Rachel and Jesse present the finished dish at the pass. Image: Kenny Smith/DC Thomson

And the finished dish looks like a work of art.

“Originality is very difficult, right?” says Jesse. “But that’s not original, it’s just combining two things to make a new thing.

“It shows the importance of immigration. The importance of cultures.

“I feel very lucky, I get to incorporate all the things that I’ve experienced in America and then come here and see what everyone eats and learn something new,” Jesse adds.

And the final result?

It’s simple comfort food, done in an original and innovative way combining colour and texture perfectly for cosy crunch, fresh crisp bites, the perfect amount of spice and a deliciously savoury feel.

The finished dish of fried rice with greens, golden crispy chicken, topped with hot honey soy sauce, sriracha, fried onions, Julienne cucumber and sliced radishes. Image: Kenny Smith/DC Thomson

Jesse Spears brings a blend of Midwestern roots, military discipline, and a focus on teamwork to his kitchen.

“My whole family’s from the Ohio area,” Jesse says, describing his upbringing in a small farming community near Dayton.

After serving in the U.S. Army, Jesse carried the values he learned – teamwork, humility, and collective effort – into his culinary career.

The team moves like a ‘wonderful dance’

“In the army no one individual is highlighted for praise… everyone has to work together for it to work. Same as in a kitchen,” he says.

At The Meadowpark, the only hotel in Bridge of Allan, Jesse has fostered a strong, supportive team culture.

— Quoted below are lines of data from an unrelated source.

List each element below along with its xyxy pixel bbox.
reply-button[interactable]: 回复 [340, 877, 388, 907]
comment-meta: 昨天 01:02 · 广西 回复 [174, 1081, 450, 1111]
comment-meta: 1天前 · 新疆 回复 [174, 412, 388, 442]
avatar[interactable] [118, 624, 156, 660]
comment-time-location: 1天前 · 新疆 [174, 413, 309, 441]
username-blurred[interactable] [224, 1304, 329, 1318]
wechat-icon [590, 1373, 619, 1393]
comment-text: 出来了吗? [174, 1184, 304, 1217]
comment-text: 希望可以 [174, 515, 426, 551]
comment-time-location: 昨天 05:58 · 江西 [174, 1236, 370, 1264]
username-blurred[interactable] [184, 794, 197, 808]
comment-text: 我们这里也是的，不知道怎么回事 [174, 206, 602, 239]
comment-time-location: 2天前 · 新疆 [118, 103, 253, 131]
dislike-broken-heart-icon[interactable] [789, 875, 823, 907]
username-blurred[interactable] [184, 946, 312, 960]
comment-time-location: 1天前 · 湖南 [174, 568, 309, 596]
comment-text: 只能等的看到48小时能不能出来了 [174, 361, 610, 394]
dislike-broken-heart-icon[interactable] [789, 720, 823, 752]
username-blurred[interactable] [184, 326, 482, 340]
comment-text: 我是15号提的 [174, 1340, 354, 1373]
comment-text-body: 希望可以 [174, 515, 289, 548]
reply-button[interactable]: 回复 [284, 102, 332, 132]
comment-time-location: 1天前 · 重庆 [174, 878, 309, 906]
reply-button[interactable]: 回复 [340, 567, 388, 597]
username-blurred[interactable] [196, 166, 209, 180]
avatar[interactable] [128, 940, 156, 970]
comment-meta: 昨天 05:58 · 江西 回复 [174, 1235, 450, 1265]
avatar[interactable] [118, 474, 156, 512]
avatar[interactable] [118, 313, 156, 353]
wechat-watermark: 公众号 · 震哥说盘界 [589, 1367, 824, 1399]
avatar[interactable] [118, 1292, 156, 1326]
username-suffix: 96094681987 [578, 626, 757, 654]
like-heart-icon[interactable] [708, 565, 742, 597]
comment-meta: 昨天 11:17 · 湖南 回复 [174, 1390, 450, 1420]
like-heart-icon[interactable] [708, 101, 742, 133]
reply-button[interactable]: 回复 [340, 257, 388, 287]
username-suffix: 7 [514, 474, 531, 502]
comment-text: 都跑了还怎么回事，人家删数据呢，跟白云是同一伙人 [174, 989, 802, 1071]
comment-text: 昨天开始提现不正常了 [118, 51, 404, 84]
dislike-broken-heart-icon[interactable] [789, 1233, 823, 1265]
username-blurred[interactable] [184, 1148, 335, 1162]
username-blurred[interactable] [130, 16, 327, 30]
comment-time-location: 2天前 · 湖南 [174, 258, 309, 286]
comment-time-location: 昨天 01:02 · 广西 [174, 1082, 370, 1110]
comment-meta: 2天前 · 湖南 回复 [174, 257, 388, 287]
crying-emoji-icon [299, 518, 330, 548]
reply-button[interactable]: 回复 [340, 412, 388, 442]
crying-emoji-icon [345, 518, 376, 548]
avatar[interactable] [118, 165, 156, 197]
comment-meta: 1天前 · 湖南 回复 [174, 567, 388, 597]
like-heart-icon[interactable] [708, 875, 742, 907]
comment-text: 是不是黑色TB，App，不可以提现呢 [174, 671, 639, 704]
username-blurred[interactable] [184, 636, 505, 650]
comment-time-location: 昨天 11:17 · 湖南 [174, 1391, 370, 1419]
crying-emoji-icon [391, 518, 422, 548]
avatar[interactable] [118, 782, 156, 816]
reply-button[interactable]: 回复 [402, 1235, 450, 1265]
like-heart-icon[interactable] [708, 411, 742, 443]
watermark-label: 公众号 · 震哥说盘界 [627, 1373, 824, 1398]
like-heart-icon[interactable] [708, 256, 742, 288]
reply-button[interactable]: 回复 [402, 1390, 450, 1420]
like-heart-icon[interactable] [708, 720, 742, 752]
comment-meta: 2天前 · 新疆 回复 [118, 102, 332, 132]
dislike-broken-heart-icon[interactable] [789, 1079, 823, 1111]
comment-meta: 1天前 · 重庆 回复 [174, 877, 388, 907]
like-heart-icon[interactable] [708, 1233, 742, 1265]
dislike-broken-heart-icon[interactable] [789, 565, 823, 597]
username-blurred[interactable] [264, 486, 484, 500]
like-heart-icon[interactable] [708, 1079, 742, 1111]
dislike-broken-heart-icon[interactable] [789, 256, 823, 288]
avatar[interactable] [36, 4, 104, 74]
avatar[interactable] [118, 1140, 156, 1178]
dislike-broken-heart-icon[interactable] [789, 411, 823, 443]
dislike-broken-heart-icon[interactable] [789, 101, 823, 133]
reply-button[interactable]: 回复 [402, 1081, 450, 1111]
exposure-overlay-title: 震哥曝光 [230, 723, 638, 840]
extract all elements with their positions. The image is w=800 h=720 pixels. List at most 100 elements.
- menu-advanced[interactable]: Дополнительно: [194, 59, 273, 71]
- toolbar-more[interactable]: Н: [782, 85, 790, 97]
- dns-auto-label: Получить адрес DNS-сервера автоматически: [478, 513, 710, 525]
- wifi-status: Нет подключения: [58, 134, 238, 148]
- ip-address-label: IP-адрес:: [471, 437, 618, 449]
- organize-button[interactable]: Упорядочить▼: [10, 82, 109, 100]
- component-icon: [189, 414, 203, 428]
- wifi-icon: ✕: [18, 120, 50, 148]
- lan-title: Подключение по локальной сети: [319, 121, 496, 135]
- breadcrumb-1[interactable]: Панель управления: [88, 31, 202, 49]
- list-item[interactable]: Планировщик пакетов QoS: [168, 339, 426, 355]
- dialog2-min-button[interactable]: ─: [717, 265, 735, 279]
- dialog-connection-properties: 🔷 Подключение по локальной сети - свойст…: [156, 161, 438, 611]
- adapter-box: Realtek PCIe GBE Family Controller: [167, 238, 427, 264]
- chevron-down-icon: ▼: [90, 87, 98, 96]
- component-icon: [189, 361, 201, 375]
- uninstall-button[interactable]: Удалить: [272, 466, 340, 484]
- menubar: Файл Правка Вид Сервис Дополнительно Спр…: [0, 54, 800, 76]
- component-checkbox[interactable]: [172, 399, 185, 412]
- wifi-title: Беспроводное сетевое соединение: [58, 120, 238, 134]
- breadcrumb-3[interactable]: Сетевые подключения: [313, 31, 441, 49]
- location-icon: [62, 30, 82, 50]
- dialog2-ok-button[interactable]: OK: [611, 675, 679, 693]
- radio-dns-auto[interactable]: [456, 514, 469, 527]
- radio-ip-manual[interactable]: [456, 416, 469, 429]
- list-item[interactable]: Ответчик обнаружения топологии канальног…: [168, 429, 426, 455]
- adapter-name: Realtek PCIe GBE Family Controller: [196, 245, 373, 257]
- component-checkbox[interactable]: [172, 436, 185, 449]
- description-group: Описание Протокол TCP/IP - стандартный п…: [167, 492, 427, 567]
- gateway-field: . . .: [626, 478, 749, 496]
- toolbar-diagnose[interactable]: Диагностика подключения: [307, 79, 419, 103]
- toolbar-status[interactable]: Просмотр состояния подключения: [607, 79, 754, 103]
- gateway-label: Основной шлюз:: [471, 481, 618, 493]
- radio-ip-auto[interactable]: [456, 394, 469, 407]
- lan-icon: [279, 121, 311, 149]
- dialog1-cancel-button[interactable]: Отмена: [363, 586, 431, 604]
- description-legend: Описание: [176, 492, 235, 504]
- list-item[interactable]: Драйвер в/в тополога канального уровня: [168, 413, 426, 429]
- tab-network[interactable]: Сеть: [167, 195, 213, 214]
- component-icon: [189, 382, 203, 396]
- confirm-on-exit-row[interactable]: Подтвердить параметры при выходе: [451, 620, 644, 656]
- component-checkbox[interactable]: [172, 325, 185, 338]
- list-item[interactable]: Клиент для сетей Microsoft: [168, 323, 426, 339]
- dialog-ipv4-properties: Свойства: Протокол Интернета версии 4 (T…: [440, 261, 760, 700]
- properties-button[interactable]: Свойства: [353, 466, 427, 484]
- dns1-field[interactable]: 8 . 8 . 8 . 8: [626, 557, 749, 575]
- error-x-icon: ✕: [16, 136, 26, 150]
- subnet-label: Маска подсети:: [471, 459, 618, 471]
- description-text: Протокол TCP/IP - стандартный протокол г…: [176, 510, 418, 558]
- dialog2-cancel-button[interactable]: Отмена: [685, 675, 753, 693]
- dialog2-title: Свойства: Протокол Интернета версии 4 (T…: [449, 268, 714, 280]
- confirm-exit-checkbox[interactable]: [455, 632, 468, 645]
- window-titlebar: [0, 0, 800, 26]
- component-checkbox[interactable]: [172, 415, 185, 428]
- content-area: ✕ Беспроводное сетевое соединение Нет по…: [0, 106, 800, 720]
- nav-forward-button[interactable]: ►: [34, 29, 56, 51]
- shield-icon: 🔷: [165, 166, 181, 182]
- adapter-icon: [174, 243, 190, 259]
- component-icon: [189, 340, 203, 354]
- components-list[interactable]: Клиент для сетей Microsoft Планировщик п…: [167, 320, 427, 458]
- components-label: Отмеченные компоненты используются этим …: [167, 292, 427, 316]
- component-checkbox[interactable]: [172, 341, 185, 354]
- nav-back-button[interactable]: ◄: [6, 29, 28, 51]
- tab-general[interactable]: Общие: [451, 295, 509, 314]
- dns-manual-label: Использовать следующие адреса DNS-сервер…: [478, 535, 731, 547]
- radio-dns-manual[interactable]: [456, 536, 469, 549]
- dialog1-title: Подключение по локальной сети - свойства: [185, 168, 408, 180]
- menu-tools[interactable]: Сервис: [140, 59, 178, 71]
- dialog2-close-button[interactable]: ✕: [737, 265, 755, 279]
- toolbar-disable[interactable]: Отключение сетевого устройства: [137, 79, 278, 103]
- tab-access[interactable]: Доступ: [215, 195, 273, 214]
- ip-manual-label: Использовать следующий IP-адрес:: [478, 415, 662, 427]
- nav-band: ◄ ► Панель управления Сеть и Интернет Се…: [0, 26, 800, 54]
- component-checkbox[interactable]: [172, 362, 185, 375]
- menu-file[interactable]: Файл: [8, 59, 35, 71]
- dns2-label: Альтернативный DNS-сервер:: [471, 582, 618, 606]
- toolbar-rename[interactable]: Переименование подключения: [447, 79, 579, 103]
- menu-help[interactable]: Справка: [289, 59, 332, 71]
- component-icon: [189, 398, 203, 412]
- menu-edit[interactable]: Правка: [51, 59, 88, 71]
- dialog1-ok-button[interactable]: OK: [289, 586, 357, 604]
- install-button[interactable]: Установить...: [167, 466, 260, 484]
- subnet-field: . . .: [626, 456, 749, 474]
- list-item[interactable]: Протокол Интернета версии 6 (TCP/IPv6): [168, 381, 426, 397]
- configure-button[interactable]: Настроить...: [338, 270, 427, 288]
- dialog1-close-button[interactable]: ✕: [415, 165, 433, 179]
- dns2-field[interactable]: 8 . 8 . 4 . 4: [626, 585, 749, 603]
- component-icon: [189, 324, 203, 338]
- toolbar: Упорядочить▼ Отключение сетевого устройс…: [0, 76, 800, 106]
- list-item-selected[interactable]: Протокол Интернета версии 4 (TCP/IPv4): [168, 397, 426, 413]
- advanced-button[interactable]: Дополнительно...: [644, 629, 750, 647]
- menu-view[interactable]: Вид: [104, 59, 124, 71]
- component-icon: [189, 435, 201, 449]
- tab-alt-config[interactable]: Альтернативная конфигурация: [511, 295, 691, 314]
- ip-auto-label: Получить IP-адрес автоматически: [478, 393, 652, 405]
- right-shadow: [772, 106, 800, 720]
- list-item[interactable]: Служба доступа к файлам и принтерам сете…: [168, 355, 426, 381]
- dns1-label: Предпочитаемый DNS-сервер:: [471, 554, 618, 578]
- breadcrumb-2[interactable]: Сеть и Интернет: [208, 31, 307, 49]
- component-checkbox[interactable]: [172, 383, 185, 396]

“I praise people in public and if I need to give guidance, then that’s in private,” he explains, adding that he’s proud to have “a group of people that have been with me for four or five years.”

The Meadowpark’s restaurant has a lovely cosy feel to it. Image: Kenny Smith/DC Thomson

This dedication to teamwork means he rarely loses staff and creates an environment where everyone thrives.

“When you’re working well as a team you can look in about 30 seconds and know if everyone’s doing what they’re supposed to,” he says. “It’s a wonderful dance.”

Beyond leadership, Jesse’s menu reflects his commitment to versatility and customer care.

“Most of what we have in our menu is already geared towards being able to be made gluten free, vegan, vegetarian, whatever it needs to be,” he explains.

How does chef Jesse create ‘a good balance’ in his kitchen?

Balancing a demanding career with family life, Jesse has reshaped his schedule to spend mornings with his one-year-old son. “I now spend as many mornings as I can with my son…I try to see him as much as possible,” he shares.

“I’ve shifted my focus.”

Head Chef Jesse Spears serves up lobster pie with heritage carrots at The Meadowpark. Image: Kenny Smith/DC Thomson

And he helps the rest of his team achieve a good work-life balance in an industry renowned for long and unsociable hours.

“There has been a massive shift for chefs in general, for how you spend your time.

“I have done as much as I can in the kitchen to make sure people don’t spend endless hours at work… so everyone can get their holidays and work in a good environment,” he says.

Taste Test: The lobster pie at The Meadowpark

One of the regular specials at The Meadowpark is the lobster pie, so I was keen to check it out.

The pie was served in a ramekin with a pastry lid, colourful heritage carrots and a quenelle of mashed potatoes topped with perfectly crispy kale.

Rachel can’t wait to dig into the lobster pie. Image: Kenny Smith/DC Thomson

It was so artistically presented I could hardly bear to eat it, but it smelled amazing, so I didn’t hold back for long.

The gluten-free pastry (especially for me) was surprisingly soft as I sliced through the buttery lid releasing a waft of rich lobster aroma.

Is it as good as it looks?

The creamy mash, with its crispy kale crown, complemented the sweet bite of heritage carrots.

The sauce in the pie was so rich and delicious, packed with flavoursome chunks of lobster.

All the elements came together wonderfully to create a thoroughly filling meal that felt healthy and nutritious as well as hearty and a little naughty.

I hardly had space for dinner that night!

Presentation of the lobster pie was a work of art. Image: Kenny Smith/DC Thomson

Information:

Address: 56 Kenilworth Rd, Bridge Of Allan, Stirling FK9 4RY

Tel: 01786 834084

W: https://www.themeadowparkstirling.co.uk/

Price: Main courses from £13 to £26.